L’année commence à pas de loup, dit cet ami lorsqu’on l’interroge sur sa « météo interne ». Il évoque son hésitation à s’engager trop rapidement dans l’action, son besoin de tâter la consistance de la neige avant d’y faire porter tout son poids.
En l’écoutant, me viennent à l’esprit les images d’un documentaire vu récemment. On y suivait Vincent Munier, photographe spécialisé dans les prises de vues d’animaux blancs, traquant dans la poudreuse non des traces de loups, mais d’oiseaux, de lièvres, ou d’un renard occasionnel.

Il y a quelque chose de merveilleusement apaisant dans ces vastes paysages enneigés, silencieux, d’un blanc pur, doucement lumineux, où pointe parfois l’éclat d’une branche, l’arête d’un rocher. L’œil, autant que l’esprit, s’y perd et s’y repose. On se sent gagné par la calme intensité du photographe. Quel type de guetteur est-il, affûté, revivifié, tamisé dans la concentration extrême, enseveli jusqu’au cœur dans cet amas ouaté après avoir marché pendant des heures pour arriver jusqu’à la combe ?
Peut-on danser avec les loups ? Quelque chose en nous de très ancien demande à frémir avec le lièvre, à se blottir dans la tiédeur des tanières, à se laisser porter comme l’oiseau par les courants ascendants, jusqu’aux cimes.
Prendre le temps de savourer la présence à peine perceptible du vivant est un cadeau que l’on peut se faire, avant que ne s’ébranle le lourd convoi des jours et des semaines.
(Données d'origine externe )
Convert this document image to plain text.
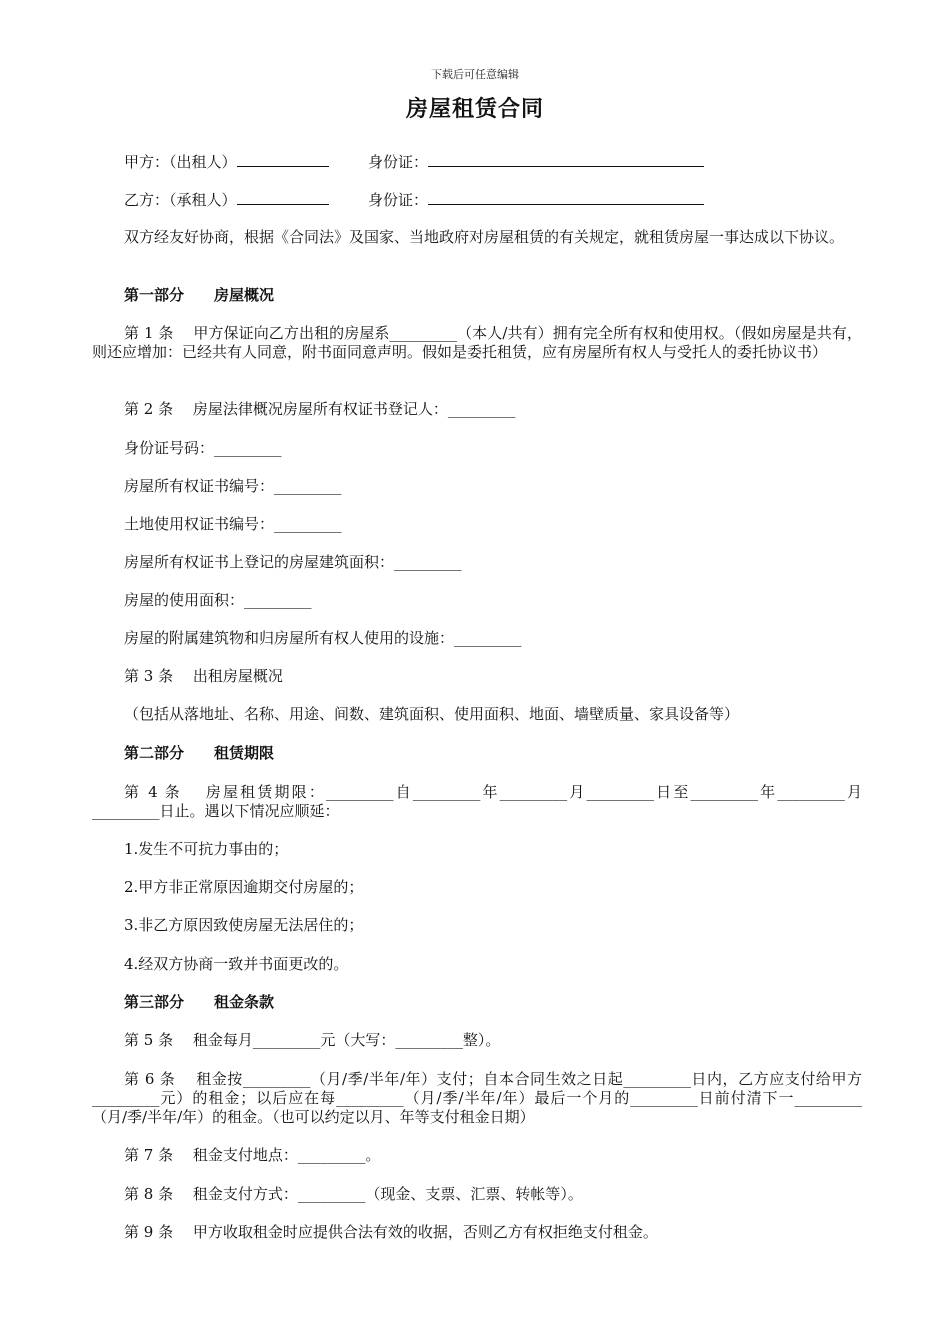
下载后可任意编辑
房屋租赁合同
甲方：（出租人）	身份证：
乙方：（承租人）	身份证：
双方经友好协商，根据《合同法》及国家、当地政府对房屋租赁的有关规定，就租赁房屋一事达成以下协议。
第一部分　　房屋概况
第 1 条　 甲方保证向乙方出租的房屋系_________（本人/共有）拥有完全所有权和使用权。（假如房屋是共有，则还应增加：已经共有人同意，附书面同意声明。假如是委托租赁，应有房屋所有权人与受托人的委托协议书）
第 2 条　 房屋法律概况房屋所有权证书登记人：_________
身份证号码：_________
房屋所有权证书编号：_________
土地使用权证书编号：_________
房屋所有权证书上登记的房屋建筑面积：_________
房屋的使用面积：_________
房屋的附属建筑物和归房屋所有权人使用的设施：_________
第 3 条　 出租房屋概况
（包括从落地址、名称、用途、间数、建筑面积、使用面积、地面、墙壁质量、家具设备等）
第二部分　　租赁期限
第 4 条　 房屋租赁期限：_________自_________年_________月_________日至_________年_________月_________日止。遇以下情况应顺延：
1.发生不可抗力事由的；
2.甲方非正常原因逾期交付房屋的；
3.非乙方原因致使房屋无法居住的；
4.经双方协商一致并书面更改的。
第三部分　　租金条款
第 5 条　 租金每月_________元（大写：_________整）。
第 6 条　 租金按_________（月/季/半年/年）支付；自本合同生效之日起_________日内，乙方应支付给甲方_________元）的租金；以后应在每_________（月/季/半年/年）最后一个月的_________日前付清下一_________（月/季/半年/年）的租金。（也可以约定以月、年等支付租金日期）
第 7 条　 租金支付地点：_________。
第 8 条　 租金支付方式：_________（现金、支票、汇票、转帐等）。
第 9 条　 甲方收取租金时应提供合法有效的收据，否则乙方有权拒绝支付租金。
Cela ne coûte rien, ne consomme rien, n’abîme pas la planète. C’est de l’appréciation pure. Et cela peut suffire à nous redonner le sens d’une continuité avec nous-mêmes, après une année de ruptures et d’épreuves.
Sortir du temps, pour se sentir vivre. Puiser dans ce contact avec la part la plus précieuse de notre expérience la force et la détermination nécessaires pour affronter, le moment venu, ce qui se présentera.